Free and Skye complete their team's cybernetic being using programs devised by Castillo and turn it into a copy of Jason piloted by Major Tom. Free has Major Tom transmit an SOS to Mansfield, whom Free believes was manipulated by a conspiracy to get him and Skye to continue the Jason-related projects started by Bardox and Castillo. The duplicate Jason fuses with the original Jason. He then attacks Free and Skye, murdering the latter and pursuing the former to the Sling, which is passing above Moon Camp Americana. Free escapes his father, who is left clinging to the outside of the Sling as it transfers him and the prisoners aboard it to Thanos. Free is left in the decimated Moon Camp Americana to await rescue, and when he asks Major Tom about Jason's fate, the A.I. replies, "He will always survive. It is in his nature."

== Publication ==

Black Flame approached author Nancy Kilpatrick about writing for the company and suggested she pen a novel based on Jason X. Black Flame did not provide Kilpatrick with a writer's bible and gave her free rein to write however she saw fit pending final approval by New Line Cinema, the owners of the Friday the 13th franchise; it took "maybe a week" for Kilpatrick to develop outlines for To the Third Power (which had the working title Jason X: Cubed) and the earlier Jason X novel Planet of the Beast after she "read what had come before" to "see where my books could fit into the series." After completing Planet of the Beast, Kilpatrick planned on writing the proceeding Jason X novel, but Black Flame had already commissioned Alex S. Johnson to author the next Jason X book, Death Moon. Kilpatrick was disappointed over London Jefferson, the sole surviving character from Planet of the Beast, being killed off in Death Moon, as she had envisioned "a big showdown between her and Jason." After talking her editor into getting her the job writing another Jason X novel, Kilpatrick retconned Jefferson's death to set up the events of To the Third Power, which Kilpatrick noted was "a stretch" to write "because of the constraints I felt with book four in terms of how Jason is perceived and how he ends up, and also because of the destruction of my character who I wanted to re-use in another book. I had to go a different way."

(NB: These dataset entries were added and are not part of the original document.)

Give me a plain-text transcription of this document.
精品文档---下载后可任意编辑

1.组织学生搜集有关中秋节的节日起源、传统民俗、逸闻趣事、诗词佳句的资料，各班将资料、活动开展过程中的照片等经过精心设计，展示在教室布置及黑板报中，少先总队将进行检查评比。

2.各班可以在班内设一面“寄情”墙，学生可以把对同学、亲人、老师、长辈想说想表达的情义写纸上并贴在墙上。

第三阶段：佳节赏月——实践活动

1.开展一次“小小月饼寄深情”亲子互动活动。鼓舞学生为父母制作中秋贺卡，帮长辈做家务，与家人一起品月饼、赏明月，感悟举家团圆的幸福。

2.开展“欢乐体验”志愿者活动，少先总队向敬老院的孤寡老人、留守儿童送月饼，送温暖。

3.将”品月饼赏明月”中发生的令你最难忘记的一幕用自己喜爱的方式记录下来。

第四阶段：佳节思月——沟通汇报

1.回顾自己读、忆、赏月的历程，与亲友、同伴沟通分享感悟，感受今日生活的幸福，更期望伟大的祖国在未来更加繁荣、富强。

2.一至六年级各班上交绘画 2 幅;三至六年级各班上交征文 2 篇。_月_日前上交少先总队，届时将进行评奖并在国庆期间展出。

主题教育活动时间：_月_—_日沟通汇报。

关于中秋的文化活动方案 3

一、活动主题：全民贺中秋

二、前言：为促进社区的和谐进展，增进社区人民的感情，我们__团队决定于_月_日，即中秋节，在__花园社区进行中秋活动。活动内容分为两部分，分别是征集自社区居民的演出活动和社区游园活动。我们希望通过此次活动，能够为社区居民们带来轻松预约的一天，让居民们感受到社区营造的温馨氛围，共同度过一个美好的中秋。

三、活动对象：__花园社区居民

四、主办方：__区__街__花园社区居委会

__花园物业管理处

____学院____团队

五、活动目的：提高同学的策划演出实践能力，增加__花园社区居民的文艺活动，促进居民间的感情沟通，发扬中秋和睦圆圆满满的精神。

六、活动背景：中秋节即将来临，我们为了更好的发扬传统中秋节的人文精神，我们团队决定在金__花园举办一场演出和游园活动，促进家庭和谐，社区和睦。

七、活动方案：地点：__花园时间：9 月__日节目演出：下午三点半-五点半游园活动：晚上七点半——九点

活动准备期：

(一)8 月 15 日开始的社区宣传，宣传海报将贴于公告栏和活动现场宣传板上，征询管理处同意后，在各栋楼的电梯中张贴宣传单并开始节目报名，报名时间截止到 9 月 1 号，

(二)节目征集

Writing Planet of the Beast and To the Third Power was a personal challenge for Kilpatrick, who wanted "to see if I could do science fiction mixed with horror well." Kilpatrick, a fan of the Friday the 13th films, noted Jason Voorhees was difficult to write, as the character "doesn't speak" and has "maybe only one emotion, rage, although we don't know that for sure." Reflecting on Jason X and its spin-off novels, Kilpatrick stated, "Jason X mixed horror with science fiction and blending genres is sometimes a problem for purist fans who don't like crossovers. Personally, I thought both the movie and the novels were a good idea, though not a sustainable one, but an experiment that I thought worked well."

== Reception ==

Nat Brehmer, in a retrospective about the Jason X spin-offs written for Bloody Disgusting, responded positively to the novel, as did Louis Fowler of Bookgasm, who deemed the "fun" and "incredibly entertaining" novel "the silliest, most ridiculous book so far in the series of original horror novels featuring mass murderer Jason Voorhees in future space." Cole Hediger, in an overview of the Jason X novels written for Bookstr, concluded, "The highly action-packed stories and militarized version of Jason make for a more science-fiction spin on the traditional Jason. That being said, for horror fans who are looking for more chills than thrills, this series may not be the fit for you. The Jason X series is written more for those looking for a harder science fiction read or action-packed novel."